Die Verbindlichkeiten sind mit ihrem Rückzahlungsbetrag passiviert.

2. Erläuterungen zur Bilanz

Der Sonderposten mit Rücklageanteil beinhaltet Sonderabschreibungen nach § 7g Abs. 1 EStG a.F. sowie nach § 7g Abs. 5 EStG n.F. Des Weiteren beinhaltet der Ausweis die Minderung von Anschaffungs-/Herstellungskosten nach § 7g Abs. 2 EStG n.F..

In den sonstigen Rückstellungen sind Beträge für am Bilanzstichtag noch nicht erfüllte Urlaubsansprüche, Abschluss- und Prüfungskosten sowie Entsorgungskosten enthalten. Beim Ansatz der sonstigen Rückstellungen wurden alle am Bilanzstichtag erkennbaren Risiken berücksichtigt.

Der Ausweis "Verbindlichkeiten gegenüber verbundenen Unternehmen" beinhaltet das Verrechnungskonto (TEUR 26) gegenüber der Resebeck GmbH, Göttingen, und den von der Resebeck GmbH im Berichtsjahr gewährten Betriebsmittelkredit (TEUR 40).

Der Ausweis "Forderungen gegen verbundenen Unternehmen" beinhaltet das Verrechnungskonto (TEUR 2) gegenüber der H. A. Resebeck GmbH & Co.
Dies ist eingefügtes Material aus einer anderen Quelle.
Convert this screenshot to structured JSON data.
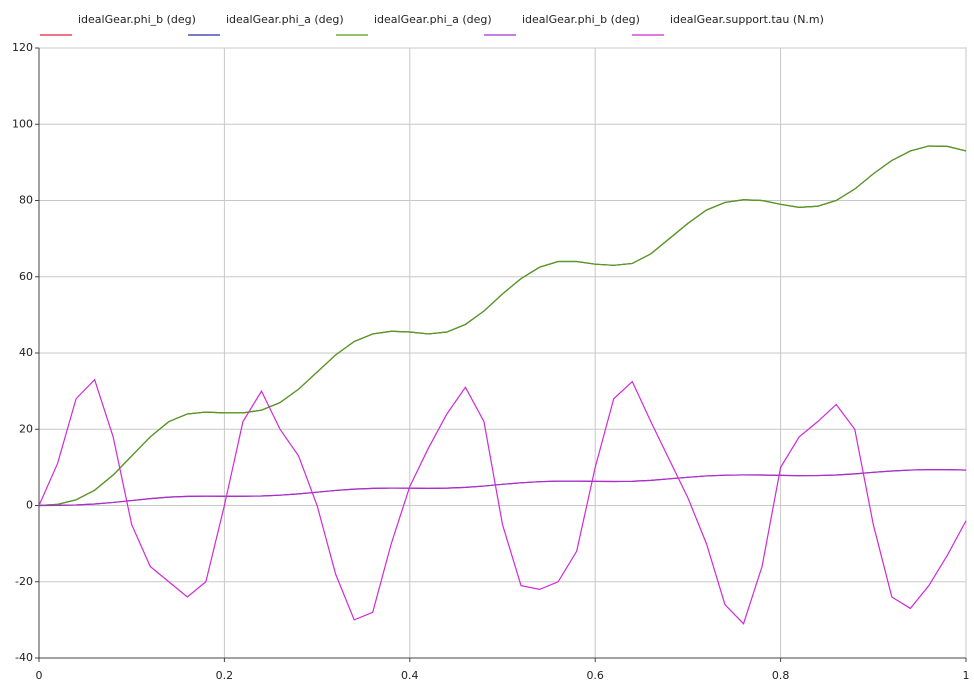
{
  "chart_data": {
    "type": "line",
    "x": [
      0,
      0.02,
      0.04,
      0.06,
      0.08,
      0.1,
      0.12,
      0.14,
      0.16,
      0.18,
      0.2,
      0.22,
      0.24,
      0.26,
      0.28,
      0.3,
      0.32,
      0.34,
      0.36,
      0.38,
      0.4,
      0.42,
      0.44,
      0.46,
      0.48,
      0.5,
      0.52,
      0.54,
      0.56,
      0.58,
      0.6,
      0.62,
      0.64,
      0.66,
      0.68,
      0.7,
      0.72,
      0.74,
      0.76,
      0.78,
      0.8,
      0.82,
      0.84,
      0.86,
      0.88,
      0.9,
      0.92,
      0.94,
      0.96,
      0.98,
      1
    ],
    "series": [
      {
        "name": "idealGear.phi_b (deg)",
        "color": "#e0203c",
        "values": [
          0,
          0.03,
          0.15,
          0.4,
          0.8,
          1.3,
          1.8,
          2.2,
          2.4,
          2.45,
          2.43,
          2.43,
          2.5,
          2.7,
          3.05,
          3.5,
          3.95,
          4.3,
          4.5,
          4.57,
          4.55,
          4.5,
          4.55,
          4.75,
          5.1,
          5.55,
          5.95,
          6.25,
          6.4,
          6.4,
          6.33,
          6.3,
          6.35,
          6.6,
          7,
          7.4,
          7.75,
          7.95,
          8.02,
          8,
          7.9,
          7.82,
          7.85,
          8,
          8.3,
          8.7,
          9.05,
          9.3,
          9.43,
          9.42,
          9.3
        ]
      },
      {
        "name": "idealGear.phi_a (deg)",
        "color": "#2a2aa8",
        "values": [
          0,
          0.3,
          1.5,
          4,
          8,
          13,
          18,
          22,
          24,
          24.5,
          24.3,
          24.3,
          25,
          27,
          30.5,
          35,
          39.5,
          43,
          45,
          45.7,
          45.5,
          45,
          45.5,
          47.5,
          51,
          55.5,
          59.5,
          62.5,
          64,
          64,
          63.3,
          63,
          63.5,
          66,
          70,
          74,
          77.5,
          79.5,
          80.2,
          80,
          79,
          78.2,
          78.5,
          80,
          83,
          87,
          90.5,
          93,
          94.3,
          94.2,
          93
        ]
      },
      {
        "name": "idealGear.phi_a (deg)",
        "color": "#5a9e10",
        "values": [
          0,
          0.3,
          1.5,
          4,
          8,
          13,
          18,
          22,
          24,
          24.5,
          24.3,
          24.3,
          25,
          27,
          30.5,
          35,
          39.5,
          43,
          45,
          45.7,
          45.5,
          45,
          45.5,
          47.5,
          51,
          55.5,
          59.5,
          62.5,
          64,
          64,
          63.3,
          63,
          63.5,
          66,
          70,
          74,
          77.5,
          79.5,
          80.2,
          80,
          79,
          78.2,
          78.5,
          80,
          83,
          87,
          90.5,
          93,
          94.3,
          94.2,
          93
        ]
      },
      {
        "name": "idealGear.phi_b (deg)",
        "color": "#a030d8",
        "values": [
          0,
          0.03,
          0.15,
          0.4,
          0.8,
          1.3,
          1.8,
          2.2,
          2.4,
          2.45,
          2.43,
          2.43,
          2.5,
          2.7,
          3.05,
          3.5,
          3.95,
          4.3,
          4.5,
          4.57,
          4.55,
          4.5,
          4.55,
          4.75,
          5.1,
          5.55,
          5.95,
          6.25,
          6.4,
          6.4,
          6.33,
          6.3,
          6.35,
          6.6,
          7,
          7.4,
          7.75,
          7.95,
          8.02,
          8,
          7.9,
          7.82,
          7.85,
          8,
          8.3,
          8.7,
          9.05,
          9.3,
          9.43,
          9.42,
          9.3
        ]
      },
      {
        "name": "idealGear.support.tau (N.m)",
        "color": "#d02ad8",
        "values": [
          0,
          11,
          28,
          33,
          18,
          -5,
          -16,
          -20,
          -24,
          -20,
          0,
          22,
          30,
          20,
          13,
          0,
          -18,
          -30,
          -28,
          -10,
          5,
          15,
          24,
          31,
          22,
          -5,
          -21,
          -22,
          -20,
          -12,
          10,
          28,
          32.5,
          22,
          12,
          2,
          -10,
          -26,
          -31,
          -16,
          10,
          18,
          22,
          26.5,
          20,
          -5,
          -24,
          -27,
          -21,
          -13,
          -4
        ]
      }
    ],
    "xlim": [
      0,
      1
    ],
    "xticks": [
      0,
      0.2,
      0.4,
      0.6,
      0.8,
      1
    ],
    "ylim": [
      -40,
      120
    ],
    "yticks": [
      -40,
      -20,
      0,
      20,
      40,
      60,
      80,
      100,
      120
    ],
    "grid": true
  }
}
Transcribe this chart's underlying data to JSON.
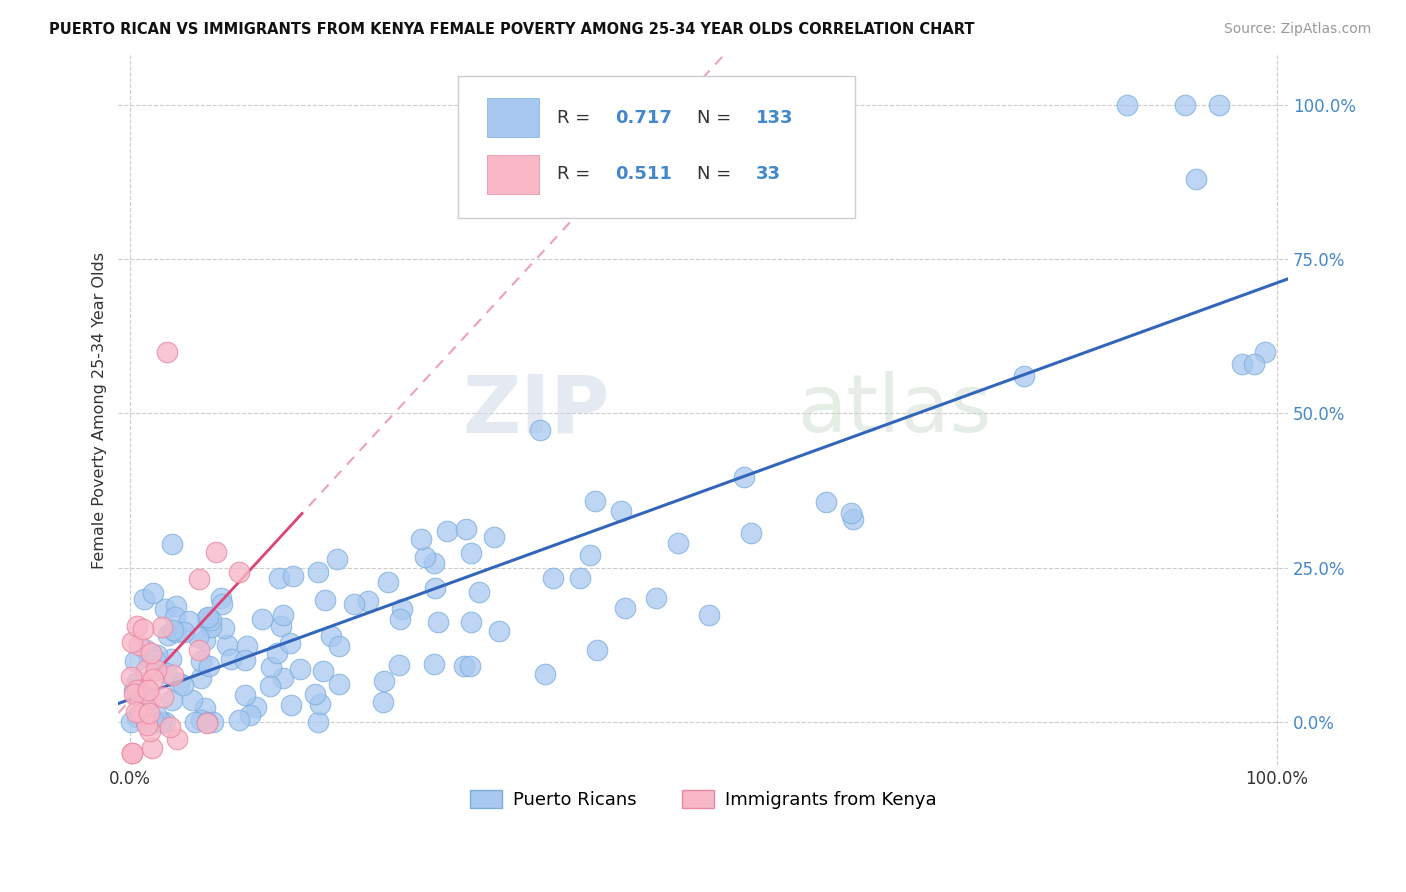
{
  "title": "PUERTO RICAN VS IMMIGRANTS FROM KENYA FEMALE POVERTY AMONG 25-34 YEAR OLDS CORRELATION CHART",
  "source": "Source: ZipAtlas.com",
  "ylabel": "Female Poverty Among 25-34 Year Olds",
  "blue_R": "0.717",
  "blue_N": "133",
  "pink_R": "0.511",
  "pink_N": "33",
  "blue_color": "#a8c8f0",
  "blue_edge_color": "#7aaedd",
  "pink_color": "#f8b8c8",
  "pink_edge_color": "#e888a0",
  "blue_line_color": "#3366bb",
  "pink_line_color": "#dd4477",
  "pink_dash_color": "#f0a0b8",
  "legend_label_blue": "Puerto Ricans",
  "legend_label_pink": "Immigrants from Kenya",
  "watermark": "ZIPatlas",
  "background_color": "#ffffff",
  "tick_color": "#4488cc",
  "grid_color": "#cccccc"
}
KG, Göttingen.

Das Verrechnungskonto gegenüber der Resebeck GmbH, Göttingen, wurde im Berichtsjahr mit 4 % verzinst. Der Zinsaufwand ist in der Gewinn- und Verlustrechnung unter der Position "Zinsen und ähnliche Aufwendungen" erfasst.

Das Verrechnungskonto resultiert aus dem laufenden Liefer- und Leistungsverkehr sowie aus der Gewinnabführung auf Grund des Ergebnisabführungsvertrages. Zwischen der Gesellschaft und der Resebeck GmbH, Göttingen, besteht ein Beherrschungs- und Ergebnisabführungsvertrag. Auf dieser Grundlage basierend wurde der im Berichtsjahr erwirtschaftete Gewinn an das Mutterunternehmen abgeführt.

Das Verrechnungskonto gegenüber der H. A. Resebeck GmbH & Co. KG wurde im Berichtsjahr mit 4 % verzinst. Der Zinsertrag ist in der Gewinn- und Verlustrechnung unter der Position "sonstige Zinsen und ähnliche Erträge" erfasst.

Das Verrechnungskonto der H. A. Resebeck GmbH & Co. KG, Göttingen, resultiert aus dem umsatzsteuerlichen Organschaftsverhältnis.

Der von der Resebeck GmbH, Göttingen, der Gesellschaft gewährte Betriebsmittelkredit wurde im Berichtsjahr aufgenommen. Der Betriebsmittelkredit wird mit 4 % p. a. verzinst. Der Zinsaufwand ist in der Gewinn- und Verlustrechnung unter der Position "Zinsen und ähnliche Aufwendungen" erfasst.

Verbindlichkeiten mit einer Restlaufzeit von mehr als 5 Jahren bestehen nicht.

Neben den in der Bilanz ausgewiesenen Verbindlichkeiten bestehen Haftungsverhältnisse i. S. d. § 251 HGB aus einer Bürgschaft für eine Darlehensverbindlichkeit des verbundenen Unternehmens Resebeck GmbH, Göttingen, in Höhe von TEUR 1.000.

3 . sonstige Angaben

Die Führung der Geschäfte lag im abgelaufenen Geschäftsjahr bei den alleinvertretungsberechtigten Geschäftsführern:

Frau Michaela Resebeck
Herr Ralf Fischer

Im Durchschnitt waren während des Geschäftsjahres 5 Vollzeitkräfte beschäftigt. Teilzeitbeschäftigte wurden im Berichtsjahr nicht beschäftigt. Die Berechnung erfolgte methodisch nach § 267 Abs. 5 HGB.

Der Name und Sitz des Mutterunternehmens mit dem kleinsten Konsolidierungskreis lautet:

Resebeck GmbH, Göttingen.

Sitz des Registergerichts ist Göttingen, HRB Nr. 1560.

Göttingen, im Mai 2011
  
Michaela Resebeck
Ralf Fischer

sonstige Berichtsbestandteile


Angaben zur Feststellung:
Der Jahresabschluss wurde am 19.05.2011 festgestellt.